Ginger Bliss & The Violet Fizz
Published October 2011 | 304 pages

Ginger Bliss & The Violet Fizz

A Cocktail Lover's Guide To Mixing Drinks Using New And Classic Liqueurs

Mixologist, raconteur, and author A. J. Rathbun returns with the newest addition to his spirits collection. Following in the tradition of his previous cocktail books, Ginger Bliss and the Violet Fizz features 200 recipes that demystify all manner of liquors and liqueurs, focusing both on the drinks of old, made popular during the early twentieth century, as well as on more contemporary concoctions. Like a good gathering, the book includes a mix of lively, vivacious stories and sidebars along with serious cocktail knowledge that will appeal to newly minted mixologists as well as to seasoned pros. Chapters are organized by flavor profile and cover citrus, floral, fruity, herbal, nutty, spicy, sweet, and vermouth-based. This hybrid approach to old and new includes a breadth of information and recipes not typically found in modern cocktail books, with historical cocktail appeal that’s fun to read.

Page 197
The Last Word

This drink, according to legend, was created by Frank Fogarty during Prohibition.

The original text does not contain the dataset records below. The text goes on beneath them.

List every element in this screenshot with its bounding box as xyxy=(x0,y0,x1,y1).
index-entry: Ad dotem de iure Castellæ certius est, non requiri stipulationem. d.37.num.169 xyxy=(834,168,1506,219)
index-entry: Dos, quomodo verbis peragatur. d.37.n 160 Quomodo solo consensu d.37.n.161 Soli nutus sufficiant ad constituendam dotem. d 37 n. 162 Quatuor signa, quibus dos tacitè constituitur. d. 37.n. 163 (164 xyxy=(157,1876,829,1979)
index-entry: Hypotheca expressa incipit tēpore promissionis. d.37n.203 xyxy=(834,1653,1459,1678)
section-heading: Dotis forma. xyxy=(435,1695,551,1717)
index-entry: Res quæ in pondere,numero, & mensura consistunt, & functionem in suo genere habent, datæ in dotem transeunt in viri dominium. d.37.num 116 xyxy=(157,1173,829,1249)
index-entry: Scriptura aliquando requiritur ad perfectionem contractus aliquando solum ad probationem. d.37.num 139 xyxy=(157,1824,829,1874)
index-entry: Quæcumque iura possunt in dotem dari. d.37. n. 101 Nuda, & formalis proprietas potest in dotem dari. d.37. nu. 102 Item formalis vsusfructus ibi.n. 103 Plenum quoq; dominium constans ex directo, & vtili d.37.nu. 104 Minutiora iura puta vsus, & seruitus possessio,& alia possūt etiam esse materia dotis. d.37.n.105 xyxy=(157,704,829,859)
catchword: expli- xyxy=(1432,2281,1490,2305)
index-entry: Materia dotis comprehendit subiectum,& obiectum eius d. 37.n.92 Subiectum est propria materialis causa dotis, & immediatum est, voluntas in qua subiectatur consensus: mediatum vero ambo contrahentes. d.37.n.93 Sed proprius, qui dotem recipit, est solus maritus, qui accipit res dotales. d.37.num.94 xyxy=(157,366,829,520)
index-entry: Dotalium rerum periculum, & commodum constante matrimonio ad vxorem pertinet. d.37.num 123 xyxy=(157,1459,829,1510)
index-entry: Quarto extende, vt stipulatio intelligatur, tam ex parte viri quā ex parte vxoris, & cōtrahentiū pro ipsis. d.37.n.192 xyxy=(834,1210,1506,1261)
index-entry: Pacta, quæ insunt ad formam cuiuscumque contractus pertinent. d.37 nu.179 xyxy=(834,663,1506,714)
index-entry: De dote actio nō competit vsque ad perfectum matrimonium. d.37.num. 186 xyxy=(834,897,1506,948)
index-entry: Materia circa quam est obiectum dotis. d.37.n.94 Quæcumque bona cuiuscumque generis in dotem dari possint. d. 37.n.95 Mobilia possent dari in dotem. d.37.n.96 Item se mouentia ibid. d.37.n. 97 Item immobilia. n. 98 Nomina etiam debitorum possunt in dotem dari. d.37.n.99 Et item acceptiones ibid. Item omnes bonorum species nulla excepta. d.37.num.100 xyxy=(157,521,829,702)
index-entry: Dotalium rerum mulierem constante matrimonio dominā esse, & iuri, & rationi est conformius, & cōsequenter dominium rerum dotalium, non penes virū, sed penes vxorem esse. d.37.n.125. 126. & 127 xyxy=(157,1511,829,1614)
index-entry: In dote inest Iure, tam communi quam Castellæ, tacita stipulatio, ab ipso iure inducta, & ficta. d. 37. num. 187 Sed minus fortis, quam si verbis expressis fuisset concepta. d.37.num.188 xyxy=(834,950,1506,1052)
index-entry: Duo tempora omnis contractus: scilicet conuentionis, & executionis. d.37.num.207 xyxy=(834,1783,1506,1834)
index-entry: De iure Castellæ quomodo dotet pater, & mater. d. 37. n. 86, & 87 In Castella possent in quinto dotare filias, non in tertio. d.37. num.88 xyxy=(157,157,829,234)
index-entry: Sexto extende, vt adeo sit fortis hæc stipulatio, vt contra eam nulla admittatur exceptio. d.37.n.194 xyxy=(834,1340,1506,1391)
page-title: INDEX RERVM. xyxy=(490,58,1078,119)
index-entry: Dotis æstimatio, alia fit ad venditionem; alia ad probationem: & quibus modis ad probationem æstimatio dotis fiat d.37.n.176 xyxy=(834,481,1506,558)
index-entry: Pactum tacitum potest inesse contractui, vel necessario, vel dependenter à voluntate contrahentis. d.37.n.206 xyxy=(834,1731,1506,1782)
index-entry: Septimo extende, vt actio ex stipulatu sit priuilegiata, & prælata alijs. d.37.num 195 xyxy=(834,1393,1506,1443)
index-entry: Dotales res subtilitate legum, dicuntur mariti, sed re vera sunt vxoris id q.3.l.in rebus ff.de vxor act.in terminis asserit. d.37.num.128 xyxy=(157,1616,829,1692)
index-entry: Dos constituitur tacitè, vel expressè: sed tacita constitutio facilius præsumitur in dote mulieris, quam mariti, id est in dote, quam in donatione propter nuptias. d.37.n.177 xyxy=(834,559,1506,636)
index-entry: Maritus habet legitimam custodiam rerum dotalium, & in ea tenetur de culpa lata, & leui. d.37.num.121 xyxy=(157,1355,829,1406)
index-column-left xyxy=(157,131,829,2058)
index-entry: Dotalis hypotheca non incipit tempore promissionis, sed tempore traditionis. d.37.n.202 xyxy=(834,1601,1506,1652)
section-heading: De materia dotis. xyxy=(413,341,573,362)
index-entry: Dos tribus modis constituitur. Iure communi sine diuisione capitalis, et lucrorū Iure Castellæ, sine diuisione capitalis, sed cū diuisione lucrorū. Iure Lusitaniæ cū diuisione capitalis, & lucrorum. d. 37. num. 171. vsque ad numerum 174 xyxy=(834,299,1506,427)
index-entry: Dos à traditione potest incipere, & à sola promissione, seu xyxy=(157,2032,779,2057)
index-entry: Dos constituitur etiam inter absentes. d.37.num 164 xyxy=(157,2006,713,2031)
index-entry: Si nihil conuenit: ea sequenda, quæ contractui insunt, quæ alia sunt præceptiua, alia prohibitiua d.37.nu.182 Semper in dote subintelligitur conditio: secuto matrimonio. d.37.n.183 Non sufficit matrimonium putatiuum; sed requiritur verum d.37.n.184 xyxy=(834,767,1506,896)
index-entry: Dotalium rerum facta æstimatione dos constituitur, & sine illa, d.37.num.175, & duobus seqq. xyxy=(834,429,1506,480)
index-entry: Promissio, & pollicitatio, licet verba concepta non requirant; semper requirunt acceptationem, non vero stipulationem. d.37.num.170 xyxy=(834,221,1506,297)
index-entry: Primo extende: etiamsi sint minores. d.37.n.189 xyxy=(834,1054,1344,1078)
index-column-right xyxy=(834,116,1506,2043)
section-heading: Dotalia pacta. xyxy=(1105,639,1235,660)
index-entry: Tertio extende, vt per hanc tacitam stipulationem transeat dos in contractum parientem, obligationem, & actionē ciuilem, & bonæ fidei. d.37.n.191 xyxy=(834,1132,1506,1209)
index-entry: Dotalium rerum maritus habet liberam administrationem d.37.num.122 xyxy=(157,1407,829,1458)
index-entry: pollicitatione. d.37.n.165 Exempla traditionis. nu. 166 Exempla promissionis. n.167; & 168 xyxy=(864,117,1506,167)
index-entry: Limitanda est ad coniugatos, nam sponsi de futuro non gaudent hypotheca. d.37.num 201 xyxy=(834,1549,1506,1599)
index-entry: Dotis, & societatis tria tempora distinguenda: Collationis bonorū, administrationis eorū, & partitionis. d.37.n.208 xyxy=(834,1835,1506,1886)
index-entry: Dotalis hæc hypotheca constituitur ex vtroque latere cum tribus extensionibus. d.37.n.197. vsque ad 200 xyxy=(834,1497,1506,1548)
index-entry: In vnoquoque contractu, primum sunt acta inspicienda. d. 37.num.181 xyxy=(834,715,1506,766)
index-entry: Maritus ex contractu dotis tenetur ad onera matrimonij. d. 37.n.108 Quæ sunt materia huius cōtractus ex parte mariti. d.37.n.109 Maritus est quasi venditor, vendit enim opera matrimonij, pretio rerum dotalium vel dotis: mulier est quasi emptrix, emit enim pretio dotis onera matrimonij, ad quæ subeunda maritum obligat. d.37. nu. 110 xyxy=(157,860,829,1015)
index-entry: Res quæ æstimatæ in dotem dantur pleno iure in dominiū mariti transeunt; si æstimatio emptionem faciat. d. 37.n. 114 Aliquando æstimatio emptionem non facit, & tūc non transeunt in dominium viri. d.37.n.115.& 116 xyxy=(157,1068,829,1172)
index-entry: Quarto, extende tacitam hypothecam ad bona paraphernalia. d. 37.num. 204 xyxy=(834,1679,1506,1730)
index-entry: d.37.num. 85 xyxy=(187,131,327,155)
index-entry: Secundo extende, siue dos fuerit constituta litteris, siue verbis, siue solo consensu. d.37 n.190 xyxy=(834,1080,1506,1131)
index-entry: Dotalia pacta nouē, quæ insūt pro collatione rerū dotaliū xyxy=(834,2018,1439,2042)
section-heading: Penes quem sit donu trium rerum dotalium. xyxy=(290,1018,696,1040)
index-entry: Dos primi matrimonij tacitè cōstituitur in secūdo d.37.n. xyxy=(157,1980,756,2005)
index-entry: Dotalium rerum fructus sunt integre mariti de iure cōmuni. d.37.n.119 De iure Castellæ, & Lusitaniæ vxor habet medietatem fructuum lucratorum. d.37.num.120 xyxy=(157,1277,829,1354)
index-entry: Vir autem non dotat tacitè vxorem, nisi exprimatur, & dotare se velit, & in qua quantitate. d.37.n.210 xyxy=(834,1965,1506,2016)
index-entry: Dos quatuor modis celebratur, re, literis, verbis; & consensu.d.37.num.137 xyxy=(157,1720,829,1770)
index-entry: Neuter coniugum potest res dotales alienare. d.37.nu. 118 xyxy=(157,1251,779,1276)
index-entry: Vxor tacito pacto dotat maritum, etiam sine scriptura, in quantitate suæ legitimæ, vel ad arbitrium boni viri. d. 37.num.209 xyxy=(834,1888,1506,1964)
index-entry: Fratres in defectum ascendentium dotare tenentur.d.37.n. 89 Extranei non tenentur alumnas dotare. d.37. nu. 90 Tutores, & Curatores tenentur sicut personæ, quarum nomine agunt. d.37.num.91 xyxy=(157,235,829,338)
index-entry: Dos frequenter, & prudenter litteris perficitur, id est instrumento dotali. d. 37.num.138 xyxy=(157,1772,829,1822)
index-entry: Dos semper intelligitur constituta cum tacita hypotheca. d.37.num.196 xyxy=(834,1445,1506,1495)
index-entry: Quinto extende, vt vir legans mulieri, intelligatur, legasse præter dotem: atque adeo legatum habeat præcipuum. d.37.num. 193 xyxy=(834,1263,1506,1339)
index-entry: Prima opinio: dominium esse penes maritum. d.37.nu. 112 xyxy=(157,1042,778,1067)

Not a bartender, Mr. Fogarty was “the Dublin Mistral,”
one of the tip-top monologists in vaudeville. According to Brett Page’s Writing for Vaudeville (re-released by General Books, 2010),
in his act Mr. Fogarty “often opens with a song and usually ends his offering with a serious heart-throb recitation.” This set up matches the
drink itself (if you can stretch the stage a bit), with the drink starting with the gin’s song, moving through the maraschino and Chartreuse
acts, and ending with the heart-throbbing tang of fresh lime. The most recent last word on this delightfully balanced cocktail, though, is a
large rise in popularity, as it’s showing up on stages (or bars) from east to west to north to south. This new reciting of the word is due to
the legendary bartender Murray Stenson from Seattle’s Zig Zag CafĂ©, who re-discovered the Last Word and put it on the Zig Zag menu, to much applause.

Ice cubes
3/4 ounce gin
3/4 ounce maraschino liqueur
3/4 ounce green Chartreuse
3/4 ounce freshly squeezed lime juice

Fill a cocktail shaker halfway full with ice cubes. Add the gin, maraschino, Chartreuse, and lime juice. Shake well.
Strain into a cocktail glass and drink without another syllable spoken.

A note: Fogarty was also elected president of the White Rats, the vaudeville union, in 1914. Which sounds like a much
more dubious pleasure than being president of the Last Word drinking club.